Batılı sömürgeciler ile onların içerideki işbirlikçilerinin kirli ittifakının tek sonucu bu değil. Bir taraftan Türkiye’deki vesayet odaklarının tezleri Avrupa’daki sömürgecilere sirayet ediyorken öte yandan Avrupa’daki ırkçıların tezleri de Türkiye’de gerçek siyasal rekabetten kaçan, daima dış güçlerden ve vesayet odaklarından medet umarak siyasal hayatta kalmaya çalışan gayrı milli muhalefeti etkisi altına aldı.
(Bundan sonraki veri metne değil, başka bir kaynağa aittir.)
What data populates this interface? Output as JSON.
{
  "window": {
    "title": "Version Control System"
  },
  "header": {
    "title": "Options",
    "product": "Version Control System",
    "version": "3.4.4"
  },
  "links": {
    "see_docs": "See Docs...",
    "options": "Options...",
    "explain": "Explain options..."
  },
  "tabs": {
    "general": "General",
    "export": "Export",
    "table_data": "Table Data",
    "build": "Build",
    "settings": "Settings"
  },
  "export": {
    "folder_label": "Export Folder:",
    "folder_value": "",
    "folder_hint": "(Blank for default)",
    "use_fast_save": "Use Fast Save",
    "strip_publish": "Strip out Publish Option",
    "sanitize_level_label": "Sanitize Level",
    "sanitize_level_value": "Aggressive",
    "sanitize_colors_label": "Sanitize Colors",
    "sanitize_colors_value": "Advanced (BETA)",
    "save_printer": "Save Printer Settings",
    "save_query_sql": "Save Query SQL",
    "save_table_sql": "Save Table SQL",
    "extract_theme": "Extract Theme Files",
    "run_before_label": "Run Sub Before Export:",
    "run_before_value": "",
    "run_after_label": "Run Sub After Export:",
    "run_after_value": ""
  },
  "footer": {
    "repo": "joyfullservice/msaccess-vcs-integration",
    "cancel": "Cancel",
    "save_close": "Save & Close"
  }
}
Kemal Kılıçdaroğlu, Avrupa’da yükselen ırkçılığı Türkiye siyasetine taşımak, sadece referandumdan hayır sonucu çıkarmak için değil uzun vadede yeni çatışma alanları yaratmak için “Suriyeli mülteciler” üzerinden korku siyaseti üretmeye başladı. Referanduma üç hafta kala topluma dönüp de “Eğer referandumdan evet çıkarsa 4 milyon Suriyeli mülteciye vatandaşlık verilecek” diye bir yalan uydurdu. Avrupa’daki ırkçıların siyasi rakiplerini bertaraf etmek ve korku ortamı yaratmak için uydurdukları yalanlar gibi. Bundan böyle Türkiye’de aşırı sağın başlıca temsilcisi Kemal Kılıçdaroğlu ve partisidir.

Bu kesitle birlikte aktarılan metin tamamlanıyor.